In late November, Mexico detected their first case of New World screwworm (NWS). NWS flies lay their larvae in the open wounds of livestock, which then eat the livestock’s flesh, causing infections. In the 1950s, the U.S. eradicated this pest, which historically ranged as far north as central California and Arizona. However, there is concern that if NWS returns to the U.S., it could spread even further than its historic range. Since 2006, the U.S. has worked with Panama to prevent NWS from moving north into Central and North America. Despite control efforts NWS has spread north over the past two years and has now been detected in Chiapas, the southernmost state in Mexico. In response, USDA is restricting live cattle imports from Mexico for at least three weeks to assess the situation and will likely establish quarantine measures for imported cattle. NWS infections are hard to detect.

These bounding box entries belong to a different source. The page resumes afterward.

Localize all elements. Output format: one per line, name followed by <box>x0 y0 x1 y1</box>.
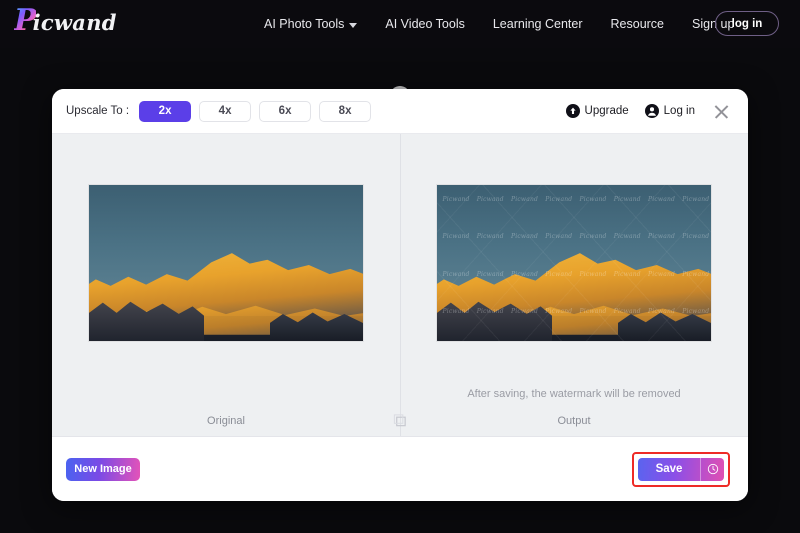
nav-item-ai-video-tools[interactable]: AI Video Tools <box>371 17 478 31</box>
history-clock-icon[interactable] <box>700 457 724 481</box>
nav-item-ai-photo-tools[interactable]: AI Photo Tools <box>250 17 371 31</box>
original-caption: Original <box>207 415 245 427</box>
header-login-button[interactable]: log in <box>715 11 779 36</box>
scale-option-4x[interactable]: 4x <box>199 100 252 122</box>
upscale-to-label: Upscale To : <box>66 105 130 117</box>
upscale-modal: Upscale To : 2x 4x 6x 8x Upgrade Log in … <box>52 89 748 501</box>
modal-login-label: Log in <box>663 105 695 117</box>
compare-icon[interactable] <box>393 413 408 428</box>
output-preview-image[interactable]: Picwand Picwand Picwand Picwand Picwand Picwa… <box>437 185 711 341</box>
site-logo[interactable]: P icwand <box>14 6 117 36</box>
upload-circle-icon <box>565 104 580 118</box>
chevron-down-icon <box>349 22 358 28</box>
modal-header: Upscale To : 2x 4x 6x 8x Upgrade Log in <box>52 89 748 133</box>
logo-wordmark: icwand <box>32 10 117 35</box>
user-circle-icon <box>644 104 659 118</box>
original-preview-image[interactable] <box>89 185 363 341</box>
modal-header-actions: Upgrade Log in <box>565 103 730 120</box>
compare-area: Original Picwand Picwand Picwand Picwand Pic… <box>52 133 748 437</box>
new-image-button[interactable]: New Image <box>66 457 140 481</box>
watermark-note: After saving, the watermark will be remo… <box>467 388 681 400</box>
modal-footer: New Image Save <box>52 437 748 501</box>
nav-label: AI Video Tools <box>385 17 465 31</box>
nav-item-resource[interactable]: Resource <box>597 17 679 31</box>
nav-label: Learning Center <box>492 17 583 31</box>
scale-option-group: 2x 4x 6x 8x <box>139 100 372 122</box>
save-label: Save <box>655 463 683 475</box>
nav-label: Resource <box>610 17 665 31</box>
nav-item-learning-center[interactable]: Learning Center <box>479 17 597 31</box>
scale-option-2x[interactable]: 2x <box>139 100 192 122</box>
modal-login-button[interactable]: Log in <box>644 104 695 118</box>
nav-label: AI Photo Tools <box>264 17 345 31</box>
output-caption: Output <box>557 415 591 427</box>
save-button-highlight: Save <box>632 451 730 487</box>
output-pane: Picwand Picwand Picwand Picwand Picwand Picwa… <box>400 134 748 436</box>
watermark-grid-lines <box>437 185 711 341</box>
close-icon[interactable] <box>713 103 730 120</box>
save-button[interactable]: Save <box>638 457 724 481</box>
upgrade-label: Upgrade <box>584 105 629 117</box>
site-header: P icwand AI Photo Tools AI Video Tools L… <box>0 0 800 48</box>
clock-glyph <box>707 463 718 475</box>
original-pane: Original <box>52 134 400 436</box>
scale-option-8x[interactable]: 8x <box>319 100 372 122</box>
upgrade-button[interactable]: Upgrade <box>565 104 629 118</box>
scale-option-6x[interactable]: 6x <box>259 100 312 122</box>
main-navigation: AI Photo Tools AI Video Tools Learning C… <box>250 0 748 48</box>
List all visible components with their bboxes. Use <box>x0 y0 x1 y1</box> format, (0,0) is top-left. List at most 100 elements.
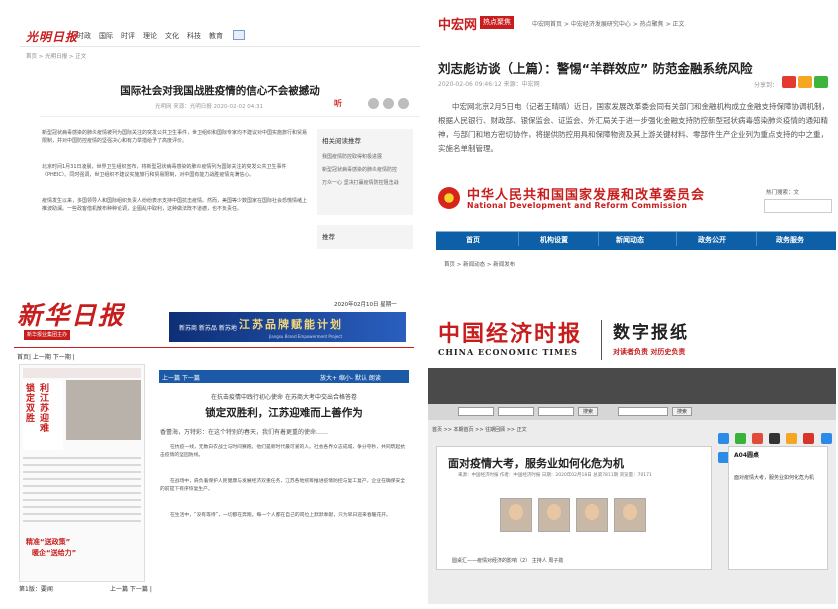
page-prev-next[interactable]: 上一篇 下一篇 | <box>110 584 152 593</box>
site-logo-en: CHINA ECONOMIC TIMES <box>438 347 578 357</box>
page-label[interactable]: 第1版：要闻 <box>19 584 53 593</box>
article-paragraph: 在战场中，肩负着保护人民健康与发展经济双重任务，江苏各地统筹推进疫情防控与复工复… <box>160 479 406 492</box>
nav-news[interactable]: 新闻动态 <box>616 235 644 245</box>
article-meta: 光明网 来源：光明日报 2020-02-02 04:31 <box>155 104 264 110</box>
article-caption: 圆桌汇——疫情对经济的影响（2） 主持人 周子勋 <box>452 558 564 564</box>
qq-icon[interactable] <box>769 433 781 444</box>
site-logo[interactable]: 光明日报 <box>26 28 78 45</box>
issue-date: 2020年02月10日 星期一 <box>334 302 397 308</box>
ad-subtitle: Jiangsu Brand Empowerment Project <box>269 334 343 339</box>
nav-item[interactable]: 理论 <box>143 31 157 41</box>
thumb-photo <box>66 380 141 440</box>
xinhua-daily-panel: 新华日报 新华报业集团主办 2020年02月10日 星期一 新苏商 新苏品 新苏… <box>14 292 414 604</box>
search-input[interactable] <box>764 199 832 213</box>
article-paragraph: 中宏网北京2月5日电（记者王晴晴）近日，国家发展改革委会同有关部门和金融机构成立… <box>438 102 830 153</box>
nav-home[interactable]: 首页 <box>466 235 480 245</box>
nav-divider <box>676 232 677 246</box>
recommend-sidebar: 推荐 <box>317 225 413 249</box>
sidebar-link[interactable]: 面对疫情大考，服务业如何化危为机 <box>734 474 814 481</box>
nav-item[interactable]: 教育 <box>209 31 223 41</box>
breadcrumb[interactable]: 首页 > 新闻动态 > 新闻发布 <box>444 260 515 268</box>
article-paragraph: 北京时间1月31日凌晨，世界卫生组织宣布，将新型冠状病毒感染的肺炎疫情列为国际关… <box>42 164 287 178</box>
thumb-text-line <box>23 520 141 522</box>
ndrc-title-en: National Development and Reform Commissi… <box>467 201 688 210</box>
divider <box>40 116 420 117</box>
article-prev-next[interactable]: 上一篇 下一篇 <box>162 373 200 382</box>
article-kicker: 在抗击疫情中践行初心使命 在苏商大考中交出合格答卷 <box>211 394 357 401</box>
wechat-icon[interactable] <box>735 433 747 444</box>
sidebar-link[interactable]: 万众一心 坚决打赢疫情防控阻击战 <box>317 177 413 190</box>
nav-item[interactable]: 时政 <box>77 31 91 41</box>
weibo-icon[interactable] <box>782 76 796 88</box>
sidebar-link[interactable]: 新型冠状病毒感染的肺炎疫情防控 <box>317 164 413 177</box>
thumb-text-line <box>23 513 141 515</box>
wechat-icon[interactable] <box>383 98 394 109</box>
nav-item[interactable]: 国际 <box>99 31 113 41</box>
day-select[interactable] <box>538 407 574 416</box>
breadcrumb[interactable]: 首页 > 光明日报 > 正文 <box>26 52 86 60</box>
menu-icon[interactable] <box>233 30 245 40</box>
guangming-daily-panel: 光明日报 时政 国际 时评 理论 文化 科技 教育 首页 > 光明日报 > 正文… <box>20 25 420 265</box>
ad-title: 江苏品牌赋能计划 <box>239 318 343 331</box>
sidebar-title: 相关阅读推荐 <box>322 137 361 145</box>
renren-icon[interactable] <box>803 433 815 444</box>
breadcrumb[interactable]: 首页 >> 本期首页 >> 往期回顾 >> 正文 <box>432 426 527 433</box>
nav-item[interactable]: 科技 <box>187 31 201 41</box>
wechat-icon[interactable] <box>814 76 828 88</box>
issue-nav[interactable]: 首页| 上一期 下一期 | <box>17 352 75 361</box>
national-emblem-icon <box>438 187 460 209</box>
economic-times-panel: 中国经济时报 CHINA ECONOMIC TIMES 数字报纸 对读者负责 对… <box>428 312 836 604</box>
article-paragraph: 疫情发生以来，多国领导人和国际组织负责人纷纷表示支持中国抗击疫情。然而，美国等少… <box>42 198 308 212</box>
month-select[interactable] <box>498 407 534 416</box>
divider <box>601 320 602 360</box>
slogan: 对读者负责 对历史负责 <box>613 348 686 356</box>
more-share-icon[interactable] <box>820 433 832 444</box>
qzone-icon[interactable] <box>798 76 812 88</box>
weibo-icon[interactable] <box>752 433 764 444</box>
thumb-headline: 精准“送政策” <box>26 538 71 546</box>
share-icon[interactable] <box>368 98 379 109</box>
site-logo[interactable]: 新华日报 <box>17 296 125 332</box>
thumb-text-line <box>23 464 141 466</box>
thumb-text-line <box>23 471 141 473</box>
site-logo[interactable]: 中宏网 <box>438 14 477 33</box>
nav-orgs[interactable]: 机构设置 <box>540 235 568 245</box>
article-meta: 来源：中国经济时报 作者：中国经济时报 日期：2020年02月18日 总第781… <box>458 473 652 478</box>
weibo-icon[interactable] <box>398 98 409 109</box>
article-title: 面对疫情大考，服务业如何化危为机 <box>448 457 624 470</box>
thumb-text-line <box>23 485 141 487</box>
sidebar-title: 推荐 <box>322 233 335 241</box>
share-label: 分享到： <box>754 82 779 89</box>
ad-left-text: 新苏商 新苏品 新苏地 <box>179 325 237 332</box>
divider <box>14 347 414 348</box>
article-title: 锁定双胜利，江苏迎难而上善作为 <box>205 407 363 419</box>
nav-gov-service[interactable]: 政务服务 <box>776 235 804 245</box>
nav-item[interactable]: 文化 <box>165 31 179 41</box>
date-search-button[interactable]: 搜索 <box>578 407 598 416</box>
sidebar-heading: A04圆桌 <box>734 452 759 459</box>
keyword-search-button[interactable]: 搜索 <box>672 407 692 416</box>
sidebar-link[interactable]: 我国疫情防控取得积极进展 <box>317 151 413 164</box>
logo-subtitle: 新华报业集团主办 <box>24 330 71 340</box>
article-tools[interactable]: 放大+ 缩小- 默认 朗读 <box>320 373 381 382</box>
breadcrumb[interactable]: 中宏网首页 > 中宏经济发展研究中心 > 热点聚焦 > 正文 <box>532 19 685 28</box>
digital-paper-title: 数字报纸 <box>613 323 689 343</box>
year-select[interactable] <box>458 407 494 416</box>
site-logo[interactable]: 中国经济时报 <box>438 316 582 348</box>
thumb-text-line <box>23 499 141 501</box>
thumb-text-line <box>23 457 141 459</box>
nav-item[interactable]: 时评 <box>121 31 135 41</box>
keyword-input[interactable] <box>618 407 668 416</box>
qzone-icon[interactable] <box>786 433 798 444</box>
article-title: 国际社会对我国战胜疫情的信心不会被撼动 <box>120 85 320 97</box>
add-icon[interactable] <box>718 433 729 444</box>
thumb-header <box>23 368 141 378</box>
thumb-text-line <box>23 478 141 480</box>
nav-gov-info[interactable]: 政务公开 <box>698 235 726 245</box>
hot-search-label: 热门搜索：文 <box>766 190 800 196</box>
hot-badge[interactable]: 热点聚焦 <box>480 16 514 29</box>
article-paragraph: 在生活中，“没有等待”，一切都在奔跑。每一个人都在自己的岗位上默默奉献，只为早日… <box>170 513 391 518</box>
article-paragraph: 在抗疫一线，无数白衣战士与时间赛跑，他们是新时代最可爱的人。社会各界众志成城，争… <box>160 445 406 458</box>
listen-button[interactable]: 听 <box>334 98 342 109</box>
thumb-headline: 利江苏迎难 <box>40 384 50 434</box>
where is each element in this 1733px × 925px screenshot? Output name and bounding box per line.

Cattle imports from Mexico are vital to the U.S. cattle inventory, making up 5% of total feedlot placements. November and December are peak times for these imports, potentially affecting imports of over 1 million head if temporary restrictions last longer than three weeks. Feedlots in the Southwest would be most impacted by a temporary shutdown through reduced feeder cattle supplies and increased prices. However, on December 2, USDA reported trade should be restored by January, leading to sharp losses in feeder cattle futures, with prices dropping $2.02 to $3.07 per cwt.
Looking ahead, conditions are likely to support lower input costs for cattle producers in 2025. In the U.S., drought conditions have improved over the past month, going from 62% of cattle inventory in drought down to 40% on December 3. Western cattle producers saw some of the most significant reductions in drought conditions for cattle regions. The lower 2024 hay prices due to drought improvement are likely to be sustained into 2025.
Cattle prices are likely to remain elevated in 2025 on tight supplies. Steer calf prices saw improvements in October and November. Feeder cattle prices are also historically strong. As of November 1, feedlot inventories were at 11.99 million head, equivalent to inventories from a year ago. October's feedlot placements were slightly higher than pre-report expectations, at 105.3% of year-ago levels. Placements grew in all regions except the Northwest, which saw a slight decline from 2023 numbers. Placement rates suggest the beef cow herd has continued to decrease in 2024. Heifer retention is crucial for herd expansion, but current heifer slaughter rates indicate this is not yet occurring. This limits prospects for herd expansion in 2025.
Profitability
Cattle feeders: Profitable - Neutral 12-month outlook
Cow-calf producers: Profitable - Neutral 12-month outlook
Packers and feedlots will have to balance over-capacity against a continued tightening cattle supply. The cost of acquiring cattle will pose significant challenges for profitability. Scarcity may lead to intensified competition and higher prices, but lower feed costs will help mitigate high placement costs.
Historically high cattle prices and lower feed costs support long-term cow-calf profitability. However, consumer demand could pose headwinds if it doesn't keep pace with rising beef prices.